Er waren momenten waarop ik eraan dacht om te stoppen. Maar ik leerde dat er niets mooiers is dan jezelf terug te vinden met iemand die tijdens het hele proces naast je is blijven staan
Zowel Jan als ik moesten leren omgaan met een nieuwe realiteit. We moesten én over onze eigen gevoelens waken én proberen te voorkomen dat we elkaar onderweg zouden kwijtraken. Dat is veel om te verwerken. Er zijn momenten geweest waarop ik eraan dacht om de handdoek in de ring te gooien. Ik had het gevoel dat ik mezelf moest heruitvinden en vroeg me af of dat wel kon bij Jan. Maar ik leerde dat er niets mooiers is dan jezelf terugvinden met iemand die tijdens het hele proces naast je is blijven staan.

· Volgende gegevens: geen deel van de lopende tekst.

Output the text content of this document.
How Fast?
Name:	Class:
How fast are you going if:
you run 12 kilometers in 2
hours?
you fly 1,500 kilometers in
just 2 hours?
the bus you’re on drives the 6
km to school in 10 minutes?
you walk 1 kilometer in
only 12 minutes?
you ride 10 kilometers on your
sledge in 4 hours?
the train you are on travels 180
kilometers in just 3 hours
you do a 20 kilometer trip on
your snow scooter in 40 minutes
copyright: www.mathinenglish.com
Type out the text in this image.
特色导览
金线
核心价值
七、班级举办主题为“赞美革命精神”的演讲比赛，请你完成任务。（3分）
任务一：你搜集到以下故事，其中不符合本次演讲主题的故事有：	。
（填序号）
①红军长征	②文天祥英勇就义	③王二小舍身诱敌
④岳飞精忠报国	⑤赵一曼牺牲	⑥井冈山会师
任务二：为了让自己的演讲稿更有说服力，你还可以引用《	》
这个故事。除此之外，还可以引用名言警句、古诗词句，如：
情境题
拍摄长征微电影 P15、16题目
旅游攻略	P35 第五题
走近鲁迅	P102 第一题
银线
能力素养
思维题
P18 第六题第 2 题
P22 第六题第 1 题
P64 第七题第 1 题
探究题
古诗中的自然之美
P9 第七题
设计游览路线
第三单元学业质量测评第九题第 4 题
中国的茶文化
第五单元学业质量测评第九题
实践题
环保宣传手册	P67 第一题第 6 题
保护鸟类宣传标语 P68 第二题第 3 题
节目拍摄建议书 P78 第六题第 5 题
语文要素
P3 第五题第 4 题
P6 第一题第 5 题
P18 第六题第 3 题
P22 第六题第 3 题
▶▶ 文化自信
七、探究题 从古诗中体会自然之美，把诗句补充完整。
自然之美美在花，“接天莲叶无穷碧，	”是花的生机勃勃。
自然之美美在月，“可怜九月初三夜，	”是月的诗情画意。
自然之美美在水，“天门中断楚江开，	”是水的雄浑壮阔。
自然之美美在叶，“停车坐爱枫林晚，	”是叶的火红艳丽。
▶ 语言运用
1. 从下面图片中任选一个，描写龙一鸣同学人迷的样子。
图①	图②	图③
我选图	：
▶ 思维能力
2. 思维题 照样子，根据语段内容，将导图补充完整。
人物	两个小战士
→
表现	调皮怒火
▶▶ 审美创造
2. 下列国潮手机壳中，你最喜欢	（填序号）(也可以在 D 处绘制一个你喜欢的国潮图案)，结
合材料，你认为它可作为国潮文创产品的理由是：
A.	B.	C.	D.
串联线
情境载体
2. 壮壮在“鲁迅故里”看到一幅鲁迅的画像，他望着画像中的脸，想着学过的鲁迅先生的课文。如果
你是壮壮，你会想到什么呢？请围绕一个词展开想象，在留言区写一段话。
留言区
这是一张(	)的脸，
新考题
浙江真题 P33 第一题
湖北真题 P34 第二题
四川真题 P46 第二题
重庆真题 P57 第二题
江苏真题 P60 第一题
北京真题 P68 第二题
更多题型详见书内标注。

Vandaag zou ik zelfs durven te beweren dat de borstkanker ons gered heeft. Zonder mijn ziekte zouden Jan en ik misschien geen koppel meer zijn. Het werd onze gemeenschappelijke vijand, die we met zwarte humor, zoals mopjes maken over onze kale knikkers, probeerden te verdrijven.
Leven in het nu
Intussen werd ik medisch stabiel verklaard, al ben ik nog niet voorgoed van de medicatie verlost. In overleg met mijn oncoloog ben ik wel tijdelijk gestopt met antihormonale therapie, omdat ik graag zwanger wil worden. Dit kan met een gerust hart, want uit onderzoek blijkt dat er op korte termijn geen grotere kans op herval is. Aangezien een hormonenbehandeling de tumor mogelijk zou voeden, is er destijds geen eicelpick-up gebeurd, dus ik hoop vurig dat mijn behandelplan mijn eierstokken voldoende heeft beschermd en dat Moeder Natuur meewerkt…
Hoe dan ook: Jan en ik hebben een veel sterkere band gekregen, een connectie die er zonder het K-monster niet zou zijn. Ik kan me niet inbeelden dat ik dit had moeten doormaken zonder Jan aan mijn zijde. Niet elke man zou het geduld hebben dat hij met mij had – mij laten razen wanneer mijn hoofd te vol zat en die driftbuien tolereren.
Mijn ziekte heeft alles in een ander perspectief geplaatst. Jan en ik leven vooral in het nu. Als we last minute naar zee willen of een rondreis met de caravan door Zweden willen maken, doen we dat gewoon, net omdat we aan den lijve hebben ondervonden dat het in een vingerknip kan keren. Voor ons is niets meer vanzelfsprekend, maar als we van iets zeker zijn, is het wel van elkaar. Een kindje zou dan ook de kers op de taart zijn.”